All but the rear wall of the antique shop was torn then almost the entire building to its left, which had recently been bought after years of vacancy,in order to preserve the rest of the block.

Several days later, a pile of bricks lie underneath hanging floor planks in the first building while all that remains of the second building is the lone rear wall.

But the old town square, where the demolished buildings are located, still holds many memories for longtime residents who have seen the area change dramatically within the passing decades from a bustling social gathering place to a relic of its older days.

“Downtown on Saturdays, everyone came to town,” said Brents Davis, a 69-year-old retired public relations specialist/publicist/antiques dealer who grew up in Gatesville and returned to retire. “You couldn’t find a parking place. People would sit around town and gossip with their neighbors.”

Weekend mornings on the square in the earlier years also brought farmers who would sell their produce to the townspeople. Ginger Powers’ grandfather was one of those farmers.

“They used to pull their trucks around the courthouse and sell produce from the backs of trucks,” said Powers, 49, assistant manager at tacks and and souvenir shop Leon River.

The newly destructed storefronts are especially dear to many longtime residents of this small city who spent their youth in Gatesville during the ‘50s. The antique shop perhaps remembered most fondly when it was City Drug Store, was a popular hangout for many the city’s youth.

“That was my first job after I got married,” said Patsy Ray, a 73-year-old nurse who had worked as a soda jerk in the drugstore in the 1952. “I got $12 a week.”

Though City Drug was not a regular hangout for Davis, he knew the town’s teenage social circles in the ‘50s well.

“All the kids had their drug stores for their cliques,” he said. “I went to Foster’s. City Drug was usually where the girls went.”

Today the square is a mix of both old and new/vacant and occupied. The destroyed buildings sat on the same street as a video production office, a cosmetic tattoo parlor and a floral shop that had been in business since the 1800s as well as abandoned buildings.

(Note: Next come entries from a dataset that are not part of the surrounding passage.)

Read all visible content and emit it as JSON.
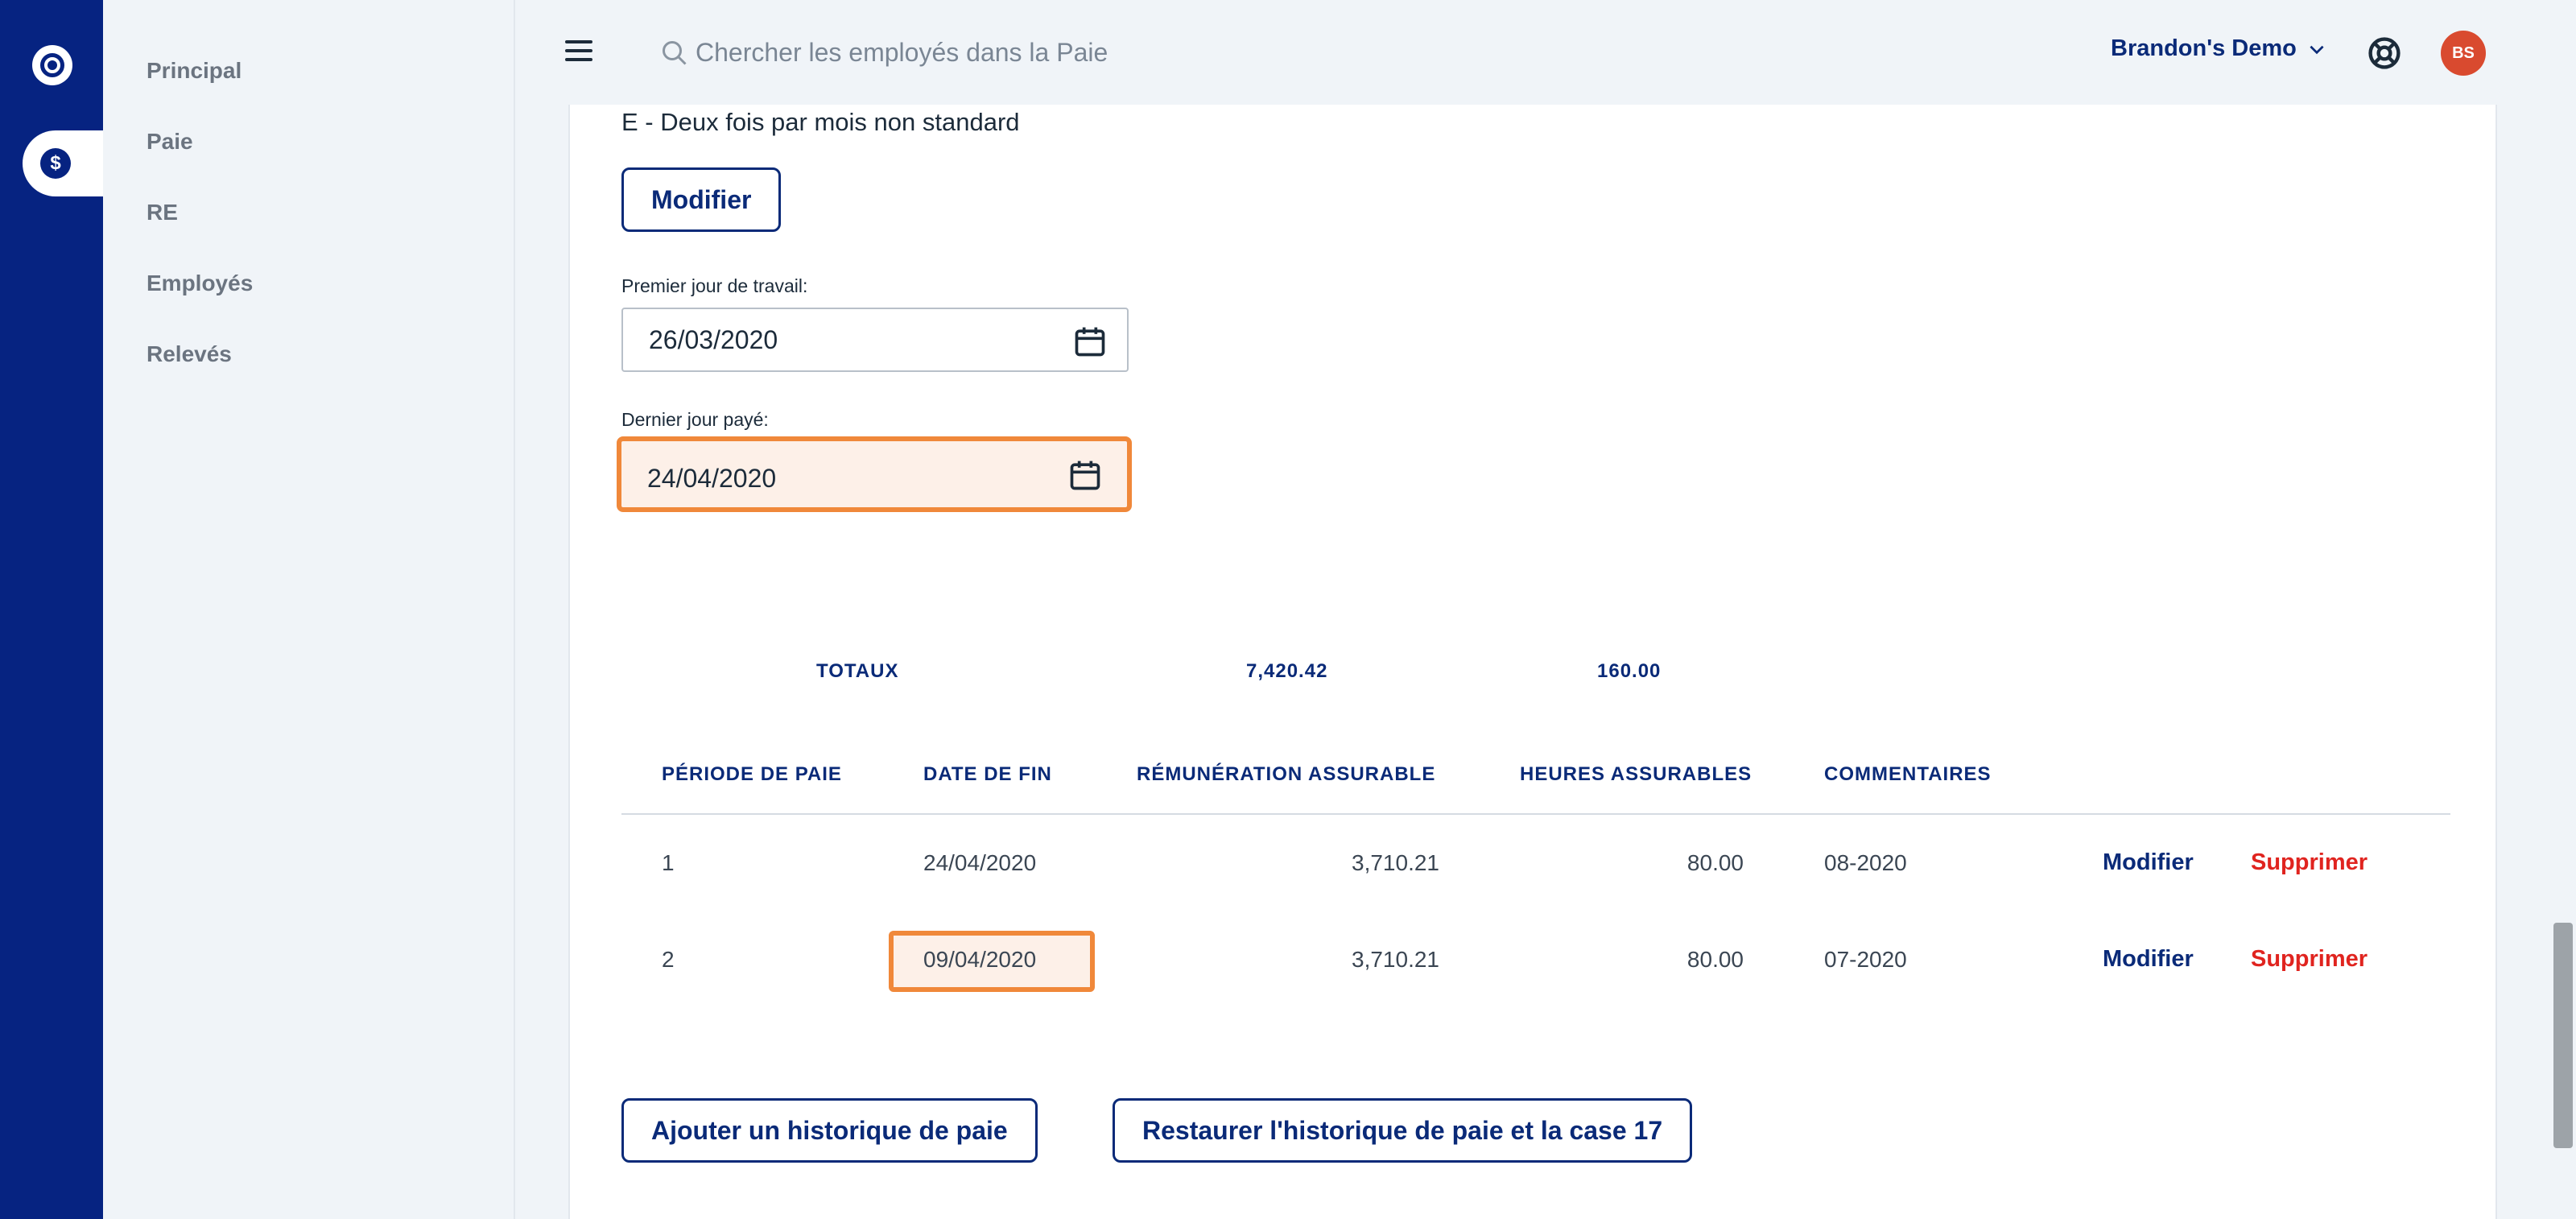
{
  "sidebar": {
    "items": [
      {
        "label": "Principal"
      },
      {
        "label": "Paie"
      },
      {
        "label": "RE"
      },
      {
        "label": "Employés"
      },
      {
        "label": "Relevés"
      }
    ]
  },
  "header": {
    "search_placeholder": "Chercher les employés dans la Paie",
    "account_name": "Brandon's Demo",
    "avatar_initials": "BS"
  },
  "form": {
    "pay_frequency": "E - Deux fois par mois non standard",
    "modify_button": "Modifier",
    "first_day_label": "Premier jour de travail:",
    "first_day_value": "26/03/2020",
    "last_day_label": "Dernier jour payé:",
    "last_day_value": "24/04/2020"
  },
  "totals": {
    "label": "TOTAUX",
    "insurable_earnings": "7,420.42",
    "insurable_hours": "160.00"
  },
  "table": {
    "headers": [
      "PÉRIODE DE PAIE",
      "DATE DE FIN",
      "RÉMUNÉRATION ASSURABLE",
      "HEURES ASSURABLES",
      "COMMENTAIRES"
    ],
    "rows": [
      {
        "period": "1",
        "end_date": "24/04/2020",
        "earnings": "3,710.21",
        "hours": "80.00",
        "comment": "08-2020",
        "edit": "Modifier",
        "delete": "Supprimer"
      },
      {
        "period": "2",
        "end_date": "09/04/2020",
        "earnings": "3,710.21",
        "hours": "80.00",
        "comment": "07-2020",
        "edit": "Modifier",
        "delete": "Supprimer"
      }
    ]
  },
  "actions": {
    "add_history": "Ajouter un historique de paie",
    "restore_history": "Restaurer l'historique de paie et la case 17"
  },
  "colors": {
    "brand_navy": "#062381",
    "highlight_orange": "#f0883a",
    "delete_red": "#e0241f"
  }
}
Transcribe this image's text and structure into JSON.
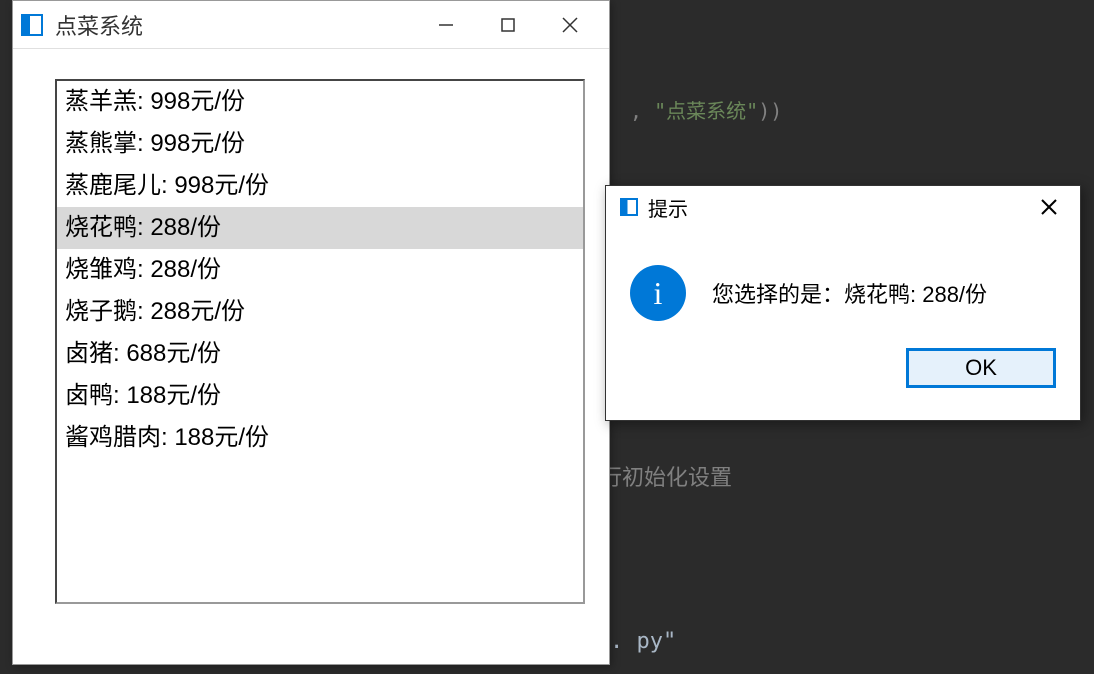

“Several of those building are just now being put on the market for sale,” said Paul Gately, who has served on the board of directors for the Coryell Museum and Historical Center and on the Coryell County Historical Commission for a number of years. “A lot of that has to do with the fact that the old owners didn’t operate their businesses but didn’t want to sell their buildings.”

Gately said that the destruction of the buildings on Main Street may the beginning of a revitalization for the area.

“It could be the best thing that have ever happened,” he said. “It might make all these folks really start to take care of their buildings.”

As for one building around those that fell, a bleaker fate may be in store.

Gately said City Manager Roger Mumby told his wife, City Attorney Sandy Gately, that engineers had decided that the building to the west, which housed the Coryell County Appraisal’s Office would likely have to be re-engineered, if not demolished.

“Timbers that are 120 years old deteriorate,” Gately said.

And for residents like Davis, that kind of change is admittedly inevitable but nonetheless humbling reminder of the past.

“It was just sort of a different time,” he said. “I don’t know what we did, but I know we never went bored.”